One of DMR’s most recent projects is especially reflective of one prominent trend: mergers and partnerships in New Jersey’s hospital sector. The firm has designed and is now overseeing construction of a 55,000-square-foot building in Bridgewater for Hunterdon Healthcare, which is expanding in Somerset County under a partnership with Atlantic Health System.
Plans call for renovating a three-story former Bank of America building on Route 22 and retrofitting it to include medical offices for a host of specialists from both systems, an ambulatory surgical center and an imaging center. Completion is slated for the end of this year.
It’s one of two projects DMR is doing for Hunterdon Healthcare—with the other being in Washington Township, Warren County—and Rosenberg said the plans reflect the changing mission of the industry.

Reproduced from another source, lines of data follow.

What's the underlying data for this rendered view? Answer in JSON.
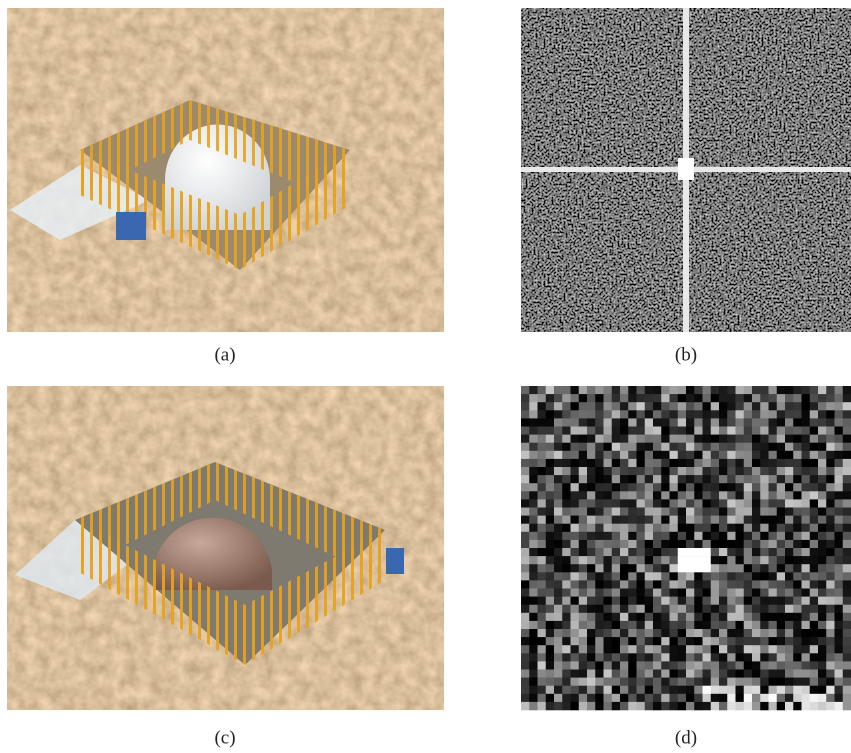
{
  "figure": {
    "panels": [
      {
        "caption": "(a)"
      },
      {
        "caption": "(b)"
      },
      {
        "caption": "(c)"
      },
      {
        "caption": "(d)"
      }
    ]
  }
}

“It’s become more competitive now, (and) it’s more evident now that health care is expanding into where people are living, as opposed to everybody going to the hospital,” he said. “Now most of the surgeries and other things are done in outpatient facilities.”
For its health care clients, Rosenberg DMR is often helping with programming—determining what their needs and space requirements are, while potentially planning beyond the current project.

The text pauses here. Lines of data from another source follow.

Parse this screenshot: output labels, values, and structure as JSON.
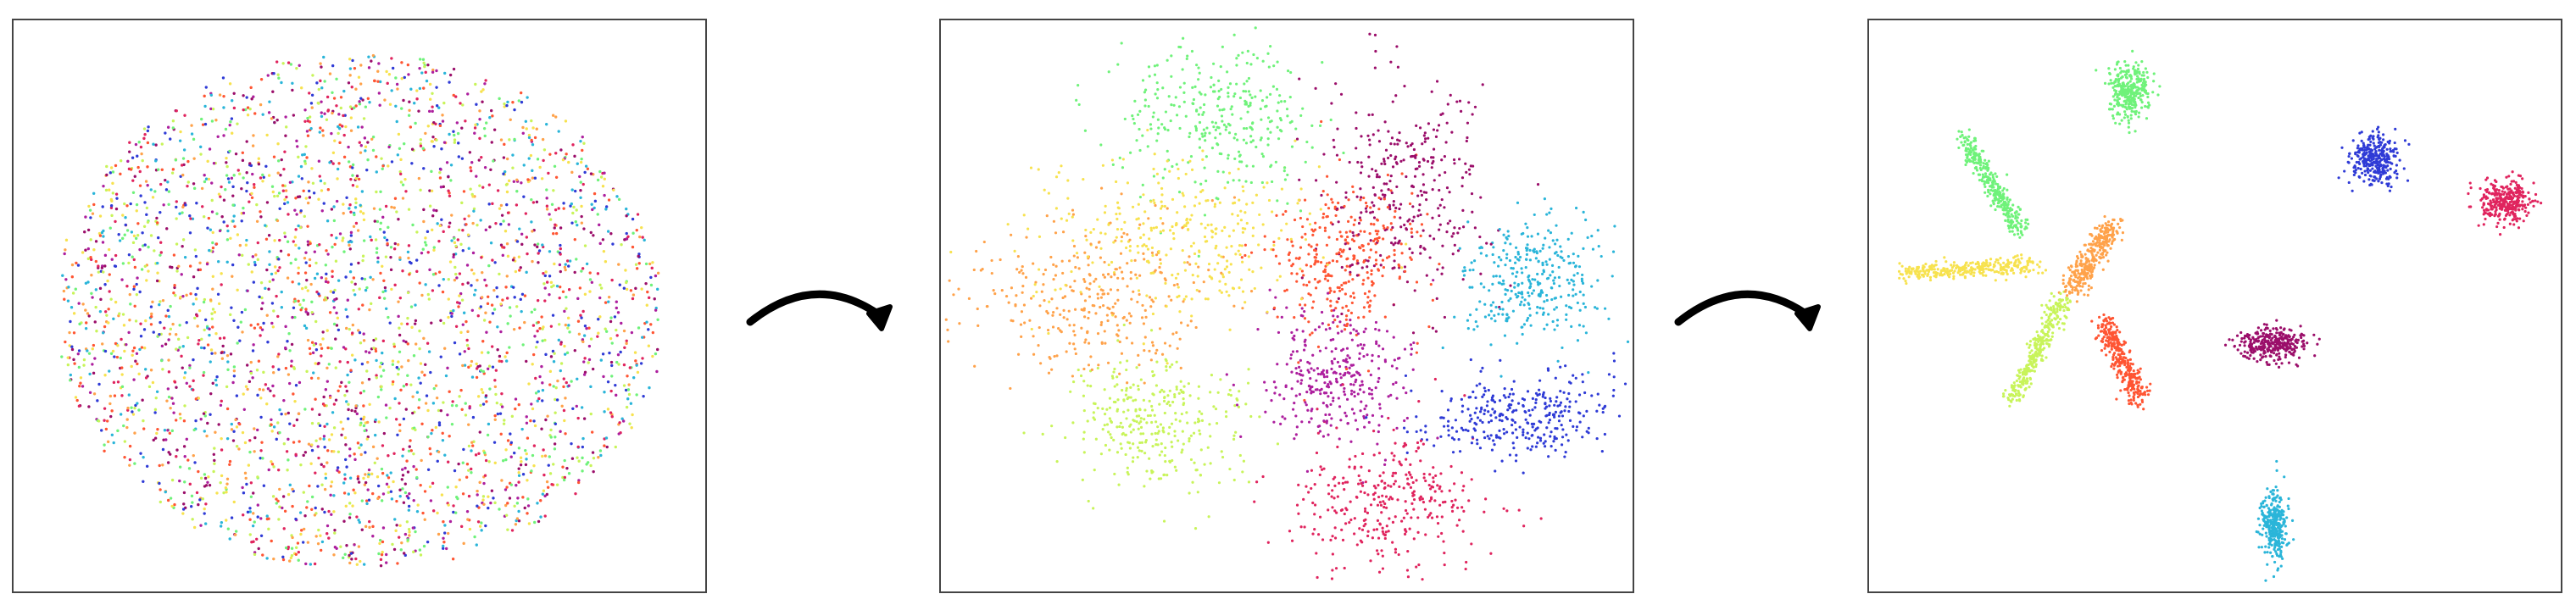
{
  "figure": {
    "stages": [
      {
        "id": "stage-1",
        "layout": "blob",
        "point_count": 3200
      },
      {
        "id": "stage-2",
        "layout": "petals",
        "point_count": 3200
      },
      {
        "id": "stage-3",
        "layout": "clusters",
        "point_count": 3200
      }
    ],
    "palette": [
      "#e0245e",
      "#9b0e6a",
      "#ff5533",
      "#ffa24a",
      "#f7e24f",
      "#c8f45a",
      "#6ff27a",
      "#2ab5d9",
      "#2f3bd6",
      "#ad1f9e"
    ],
    "arrow_icon": "curved-arrow-right-icon",
    "arrow_color": "#000000"
  }
}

“It’s 50/50 that people know exactly what they need, and others need assistance in determining it,” he said. “You’ve got to determine what you need today and you also have to determine what you might need in the future… Is it downsizing, is it upsizing, is it growth? All of those factors come into play when you’re designing new spaces.”

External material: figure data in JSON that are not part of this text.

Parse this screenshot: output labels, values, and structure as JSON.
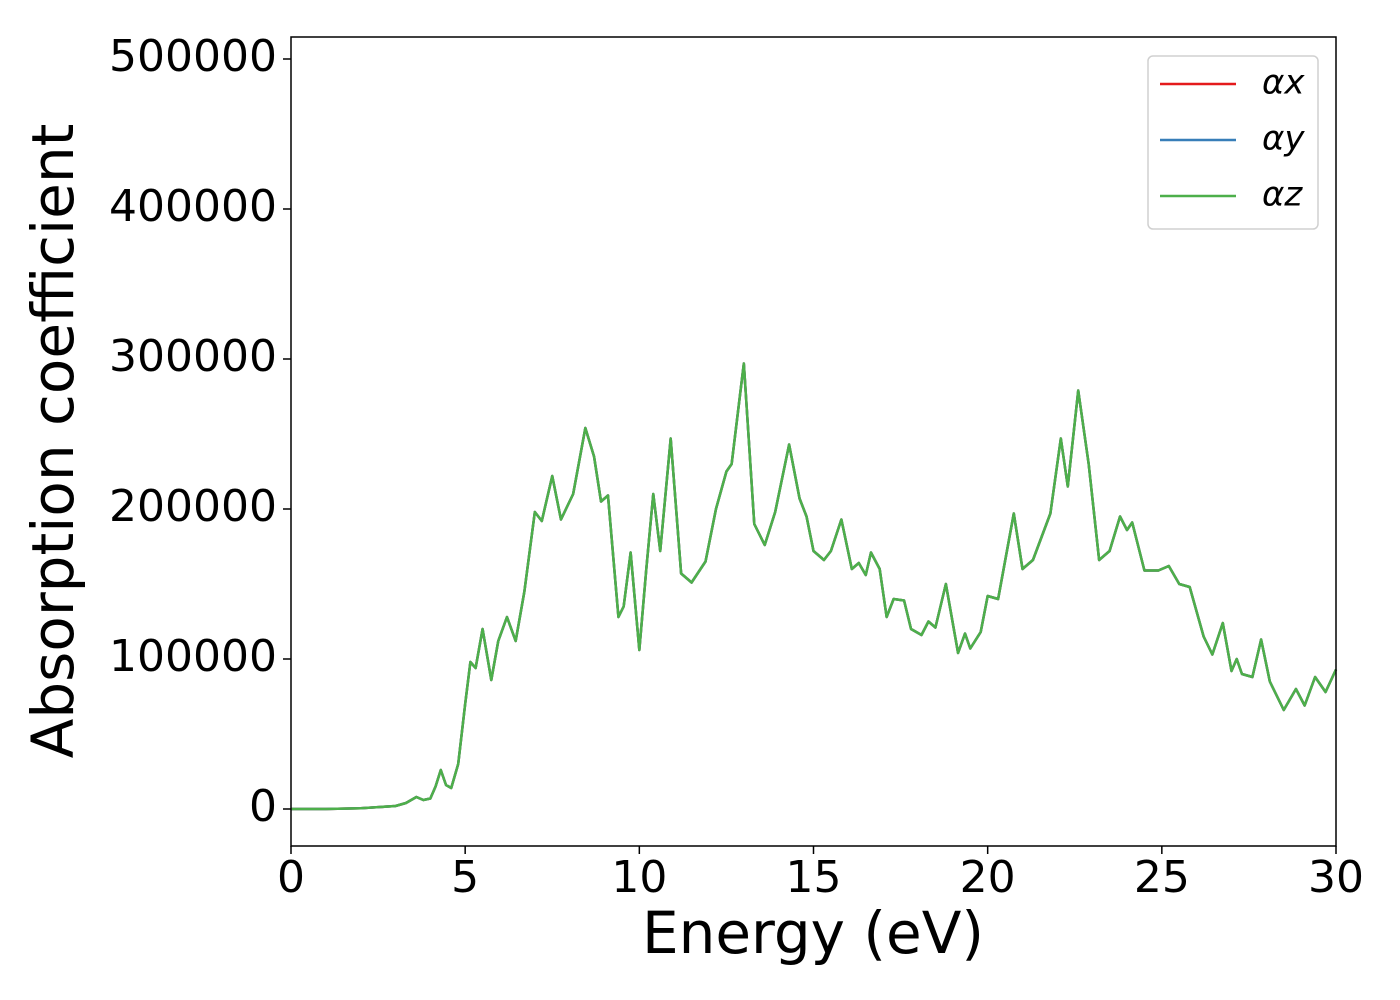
{
  "chart_data": {
    "type": "line",
    "xlabel": "Energy (eV)",
    "ylabel": "Absorption coefficient",
    "xlim": [
      0,
      30
    ],
    "ylim": [
      -24667,
      514667
    ],
    "xticks": [
      0,
      5,
      10,
      15,
      20,
      25,
      30
    ],
    "yticks": [
      0,
      100000,
      200000,
      300000,
      400000,
      500000
    ],
    "grid": false,
    "legend": "upper right",
    "x": [
      0,
      1,
      2,
      3,
      3.3,
      3.6,
      3.8,
      4.0,
      4.15,
      4.3,
      4.45,
      4.6,
      4.8,
      5.0,
      5.15,
      5.3,
      5.5,
      5.75,
      5.95,
      6.2,
      6.45,
      6.7,
      7.0,
      7.2,
      7.5,
      7.75,
      8.1,
      8.45,
      8.7,
      8.9,
      9.1,
      9.4,
      9.55,
      9.75,
      10.0,
      10.2,
      10.4,
      10.6,
      10.9,
      11.2,
      11.5,
      11.9,
      12.2,
      12.5,
      12.65,
      13.0,
      13.3,
      13.6,
      13.9,
      14.3,
      14.6,
      14.8,
      15.0,
      15.3,
      15.5,
      15.8,
      16.1,
      16.3,
      16.5,
      16.65,
      16.9,
      17.1,
      17.3,
      17.6,
      17.8,
      18.1,
      18.3,
      18.5,
      18.8,
      19.15,
      19.35,
      19.5,
      19.8,
      20.0,
      20.3,
      20.75,
      21.0,
      21.3,
      21.8,
      22.1,
      22.3,
      22.6,
      22.9,
      23.2,
      23.5,
      23.8,
      24.0,
      24.15,
      24.5,
      24.9,
      25.2,
      25.5,
      25.8,
      26.2,
      26.45,
      26.75,
      27.0,
      27.15,
      27.3,
      27.6,
      27.85,
      28.1,
      28.5,
      28.85,
      29.1,
      29.4,
      29.7,
      30
    ],
    "series": [
      {
        "name": "αx",
        "color": "#e41a1c",
        "values": [
          0,
          0,
          500,
          2000,
          4000,
          8000,
          6000,
          7000,
          15000,
          26000,
          16000,
          14000,
          30000,
          70000,
          98000,
          94000,
          120000,
          86000,
          112000,
          128000,
          112000,
          145000,
          198000,
          192000,
          222000,
          193000,
          210000,
          254000,
          235000,
          205000,
          209000,
          128000,
          135000,
          171000,
          106000,
          160000,
          210000,
          172000,
          247000,
          157000,
          151000,
          165000,
          200000,
          225000,
          230000,
          297000,
          190000,
          176000,
          198000,
          243000,
          207000,
          195000,
          172000,
          166000,
          172000,
          193000,
          160000,
          164000,
          156000,
          171000,
          160000,
          128000,
          140000,
          139000,
          120000,
          116000,
          125000,
          121000,
          150000,
          104000,
          117000,
          107000,
          118000,
          142000,
          140000,
          197000,
          160000,
          166000,
          197000,
          247000,
          215000,
          279000,
          230000,
          166000,
          172000,
          195000,
          186000,
          191000,
          159000,
          159000,
          162000,
          150000,
          148000,
          115000,
          103000,
          124000,
          92000,
          100000,
          90000,
          88000,
          113000,
          85000,
          66000,
          80000,
          69000,
          88000,
          78000,
          93000
        ]
      },
      {
        "name": "αy",
        "color": "#377eb8",
        "values": [
          0,
          0,
          500,
          2000,
          4000,
          8000,
          6000,
          7000,
          15000,
          26000,
          16000,
          14000,
          30000,
          70000,
          98000,
          94000,
          120000,
          86000,
          112000,
          128000,
          112000,
          145000,
          198000,
          192000,
          222000,
          193000,
          210000,
          254000,
          235000,
          205000,
          209000,
          128000,
          135000,
          171000,
          106000,
          160000,
          210000,
          172000,
          247000,
          157000,
          151000,
          165000,
          200000,
          225000,
          230000,
          297000,
          190000,
          176000,
          198000,
          243000,
          207000,
          195000,
          172000,
          166000,
          172000,
          193000,
          160000,
          164000,
          156000,
          171000,
          160000,
          128000,
          140000,
          139000,
          120000,
          116000,
          125000,
          121000,
          150000,
          104000,
          117000,
          107000,
          118000,
          142000,
          140000,
          197000,
          160000,
          166000,
          197000,
          247000,
          215000,
          279000,
          230000,
          166000,
          172000,
          195000,
          186000,
          191000,
          159000,
          159000,
          162000,
          150000,
          148000,
          115000,
          103000,
          124000,
          92000,
          100000,
          90000,
          88000,
          113000,
          85000,
          66000,
          80000,
          69000,
          88000,
          78000,
          93000
        ]
      },
      {
        "name": "αz",
        "color": "#4daf4a",
        "values": [
          0,
          0,
          500,
          2000,
          4000,
          8000,
          6000,
          7000,
          15000,
          26000,
          16000,
          14000,
          30000,
          70000,
          98000,
          94000,
          120000,
          86000,
          112000,
          128000,
          112000,
          145000,
          198000,
          192000,
          222000,
          193000,
          210000,
          254000,
          235000,
          205000,
          209000,
          128000,
          135000,
          171000,
          106000,
          160000,
          210000,
          172000,
          247000,
          157000,
          151000,
          165000,
          200000,
          225000,
          230000,
          297000,
          190000,
          176000,
          198000,
          243000,
          207000,
          195000,
          172000,
          166000,
          172000,
          193000,
          160000,
          164000,
          156000,
          171000,
          160000,
          128000,
          140000,
          139000,
          120000,
          116000,
          125000,
          121000,
          150000,
          104000,
          117000,
          107000,
          118000,
          142000,
          140000,
          197000,
          160000,
          166000,
          197000,
          247000,
          215000,
          279000,
          230000,
          166000,
          172000,
          195000,
          186000,
          191000,
          159000,
          159000,
          162000,
          150000,
          148000,
          115000,
          103000,
          124000,
          92000,
          100000,
          90000,
          88000,
          113000,
          85000,
          66000,
          80000,
          69000,
          88000,
          78000,
          93000
        ]
      }
    ]
  }
}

DMR also has done projects for Hoboken University Medical Center, Holy Name Medical Center in Teaneck and Hackensack University Medical Center. With RWJ, which has since merged with Barnabas Health, the firm’s most recent work includes renovations to the nurse’s stations at the system’s flagship hospital in New Brunswick.
The project called for renovations to three floors that are 2,000 square feet each, with the aim of enhancing the efficiency of the nurses and making it more aesthetically pleasing. DMR recently was hired to redesign the 3,500-square-foot first floor of RWJ’s Somerset Street office building.
“We’ve done a lot of different projects with different health care organizations, and Robert Wood has been an excellent client,” Rosenberg said. “We’ve done a lot of work there.”